Thanks. I've just read your first post in that thread (no pun
intended!). I'll read the other posts and will try your test shortly.
If I have something useful to add, I'll contact you directly, or post
to the list.
>Depending on exactly what you're after, you might look into other
>facilities provided by Cocoa. If you start a worker thread that runs
>an NSRunLoop, you can then use a method like
>-performSelector:onThread:withObject:waitUntilDone: to execute a
>method on that thread. You miss out on a lot of what NSOperation
>provides, but depending on exactly what you need that may not be a big
>problem. For what you're describing, you could perhaps run the
>simulation from an NSTimer on the secondary thread, then communicate
>the value changes to it using this method.

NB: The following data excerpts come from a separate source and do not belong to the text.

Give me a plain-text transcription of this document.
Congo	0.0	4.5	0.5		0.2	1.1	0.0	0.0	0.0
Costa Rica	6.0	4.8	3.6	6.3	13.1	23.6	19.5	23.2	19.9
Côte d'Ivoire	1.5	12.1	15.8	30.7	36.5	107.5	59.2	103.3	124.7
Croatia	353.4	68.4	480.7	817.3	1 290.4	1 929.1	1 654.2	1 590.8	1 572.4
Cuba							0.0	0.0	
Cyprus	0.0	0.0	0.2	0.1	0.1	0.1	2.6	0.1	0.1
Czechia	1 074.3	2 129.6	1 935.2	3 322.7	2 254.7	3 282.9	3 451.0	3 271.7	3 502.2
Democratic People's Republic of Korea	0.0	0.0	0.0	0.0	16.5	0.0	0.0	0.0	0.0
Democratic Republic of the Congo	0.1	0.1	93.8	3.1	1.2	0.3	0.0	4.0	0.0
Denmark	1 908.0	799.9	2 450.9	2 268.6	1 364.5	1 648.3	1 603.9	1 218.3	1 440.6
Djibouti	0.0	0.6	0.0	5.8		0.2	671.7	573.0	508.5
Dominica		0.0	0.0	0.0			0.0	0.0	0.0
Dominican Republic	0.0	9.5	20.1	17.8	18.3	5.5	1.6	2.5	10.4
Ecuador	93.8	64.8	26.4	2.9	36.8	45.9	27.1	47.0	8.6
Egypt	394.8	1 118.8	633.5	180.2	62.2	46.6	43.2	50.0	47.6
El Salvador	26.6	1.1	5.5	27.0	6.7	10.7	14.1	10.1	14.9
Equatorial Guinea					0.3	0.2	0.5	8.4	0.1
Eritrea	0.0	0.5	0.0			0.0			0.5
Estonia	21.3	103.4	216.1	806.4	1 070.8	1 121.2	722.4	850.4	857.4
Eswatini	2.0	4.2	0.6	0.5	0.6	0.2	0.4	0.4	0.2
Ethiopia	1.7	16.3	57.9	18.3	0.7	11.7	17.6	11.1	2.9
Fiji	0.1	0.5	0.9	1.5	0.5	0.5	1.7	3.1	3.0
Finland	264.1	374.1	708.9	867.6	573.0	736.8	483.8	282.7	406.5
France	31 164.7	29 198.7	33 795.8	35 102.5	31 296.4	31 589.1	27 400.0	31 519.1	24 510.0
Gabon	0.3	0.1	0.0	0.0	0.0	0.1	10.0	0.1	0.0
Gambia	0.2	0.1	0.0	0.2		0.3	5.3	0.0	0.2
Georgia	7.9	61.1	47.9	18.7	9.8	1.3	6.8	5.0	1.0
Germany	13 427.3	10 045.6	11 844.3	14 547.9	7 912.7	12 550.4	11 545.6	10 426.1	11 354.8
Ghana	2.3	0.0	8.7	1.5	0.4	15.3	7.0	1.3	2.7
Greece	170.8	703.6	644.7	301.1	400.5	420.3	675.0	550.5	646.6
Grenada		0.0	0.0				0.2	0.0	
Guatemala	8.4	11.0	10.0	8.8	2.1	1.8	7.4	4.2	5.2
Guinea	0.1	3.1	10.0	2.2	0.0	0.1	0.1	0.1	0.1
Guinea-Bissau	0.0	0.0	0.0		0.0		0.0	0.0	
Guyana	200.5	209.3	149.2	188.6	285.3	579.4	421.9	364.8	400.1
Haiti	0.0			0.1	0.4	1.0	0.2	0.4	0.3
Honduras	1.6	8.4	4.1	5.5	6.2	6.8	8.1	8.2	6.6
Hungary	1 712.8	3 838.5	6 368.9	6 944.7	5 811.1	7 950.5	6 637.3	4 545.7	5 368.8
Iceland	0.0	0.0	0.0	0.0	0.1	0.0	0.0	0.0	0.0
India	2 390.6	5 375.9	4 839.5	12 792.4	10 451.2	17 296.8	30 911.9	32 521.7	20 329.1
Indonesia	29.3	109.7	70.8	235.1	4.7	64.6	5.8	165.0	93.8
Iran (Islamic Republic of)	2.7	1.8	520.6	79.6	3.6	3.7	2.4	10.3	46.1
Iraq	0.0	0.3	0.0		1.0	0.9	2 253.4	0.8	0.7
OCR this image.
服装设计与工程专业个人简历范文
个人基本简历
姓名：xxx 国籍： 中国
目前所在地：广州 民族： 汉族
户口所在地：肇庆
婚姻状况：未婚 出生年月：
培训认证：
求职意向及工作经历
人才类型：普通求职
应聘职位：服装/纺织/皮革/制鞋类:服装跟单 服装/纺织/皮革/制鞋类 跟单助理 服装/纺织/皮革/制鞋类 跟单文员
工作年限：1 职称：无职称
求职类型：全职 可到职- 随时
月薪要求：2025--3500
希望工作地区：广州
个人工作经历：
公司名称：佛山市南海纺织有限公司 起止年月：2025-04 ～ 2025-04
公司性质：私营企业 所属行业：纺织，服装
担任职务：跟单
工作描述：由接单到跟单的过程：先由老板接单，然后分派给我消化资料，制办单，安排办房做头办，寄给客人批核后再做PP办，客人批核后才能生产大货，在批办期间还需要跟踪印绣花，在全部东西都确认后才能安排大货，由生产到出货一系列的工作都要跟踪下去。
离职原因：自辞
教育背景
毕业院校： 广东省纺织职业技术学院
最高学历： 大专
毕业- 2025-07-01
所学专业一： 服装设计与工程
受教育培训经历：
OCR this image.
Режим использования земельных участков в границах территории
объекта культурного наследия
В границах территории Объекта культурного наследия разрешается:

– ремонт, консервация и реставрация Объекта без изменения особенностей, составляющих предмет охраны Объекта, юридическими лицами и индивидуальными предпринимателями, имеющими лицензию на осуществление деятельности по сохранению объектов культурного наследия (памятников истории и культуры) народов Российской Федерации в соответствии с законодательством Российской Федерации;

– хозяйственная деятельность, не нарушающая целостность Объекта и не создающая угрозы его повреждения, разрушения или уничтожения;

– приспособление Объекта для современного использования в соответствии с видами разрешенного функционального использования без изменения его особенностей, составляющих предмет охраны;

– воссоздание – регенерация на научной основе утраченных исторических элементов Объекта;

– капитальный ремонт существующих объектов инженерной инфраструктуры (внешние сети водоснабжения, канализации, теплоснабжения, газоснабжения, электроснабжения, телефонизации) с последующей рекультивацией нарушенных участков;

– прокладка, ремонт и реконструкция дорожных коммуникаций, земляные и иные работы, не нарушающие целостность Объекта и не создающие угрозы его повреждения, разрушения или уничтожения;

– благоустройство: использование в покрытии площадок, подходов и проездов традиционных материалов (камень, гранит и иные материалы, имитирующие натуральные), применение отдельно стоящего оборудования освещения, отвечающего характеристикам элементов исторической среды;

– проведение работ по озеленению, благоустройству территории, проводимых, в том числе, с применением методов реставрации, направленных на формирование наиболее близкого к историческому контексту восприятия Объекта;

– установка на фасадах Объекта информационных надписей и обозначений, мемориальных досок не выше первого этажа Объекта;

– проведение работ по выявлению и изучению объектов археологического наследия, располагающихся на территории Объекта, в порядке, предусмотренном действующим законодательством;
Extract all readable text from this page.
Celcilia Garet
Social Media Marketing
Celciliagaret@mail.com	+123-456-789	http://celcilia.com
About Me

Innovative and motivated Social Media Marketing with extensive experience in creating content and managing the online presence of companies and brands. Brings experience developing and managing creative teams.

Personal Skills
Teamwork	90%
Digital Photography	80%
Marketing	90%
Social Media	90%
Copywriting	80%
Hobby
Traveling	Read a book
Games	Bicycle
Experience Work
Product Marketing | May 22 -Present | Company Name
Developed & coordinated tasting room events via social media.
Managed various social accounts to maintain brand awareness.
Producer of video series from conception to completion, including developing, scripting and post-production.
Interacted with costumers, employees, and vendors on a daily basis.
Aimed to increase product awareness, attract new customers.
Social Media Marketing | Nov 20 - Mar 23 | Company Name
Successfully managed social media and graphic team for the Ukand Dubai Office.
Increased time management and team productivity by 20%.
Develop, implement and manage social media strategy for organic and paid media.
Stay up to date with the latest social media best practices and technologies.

That sounds like a good solution and, I must admit, it's closer in
spirit to the mental model I have from my Java experience. I'll give
it a shot.
>Have you thought about replacing the main loop of your simulation with
>a timer on the main thread instead of multithreading it? If the
>individual timesteps in your simulation happen fast enough then this
>can be a very good solution. Basically, instead of having a loop that
>does something like "while(!done) simulationStep();", you just set up
>an NSTimer to call simulationStep() repeatedly. The downside is that
>if your individual steps are slow, the user interface will not be very
>responsive, so this is not always a good way to go. I mention it
>because it avoids multithreading and all the difficulties that brings
>along, so it can be nice, but of course it's not always the best.
That's exactly what I had done in the first place, but the results
weren't too good. I then wrote a much simpler app (one bouncing ball)
to test possible solutions and, of course, started with this very
approach. For fun, I allow the user to rotate the container and, sure
enough, the ball hangs in mid-air while I'm rotating the view. And
this, of course, happens regardless of how slow the steps are because
the problem is really that the simulation, the drawing, and all the
event handling all happen in the same thread (the main thread), so
when I'm playing with the slider, the simulation is not running.
I think I'm still going to give NSOperation and friends a try, and
will also try your suggestion of running the simulation on a worker
thread. If nothing else, these will help me learn some more about Cocoa.
Thanks to everyone for all the input.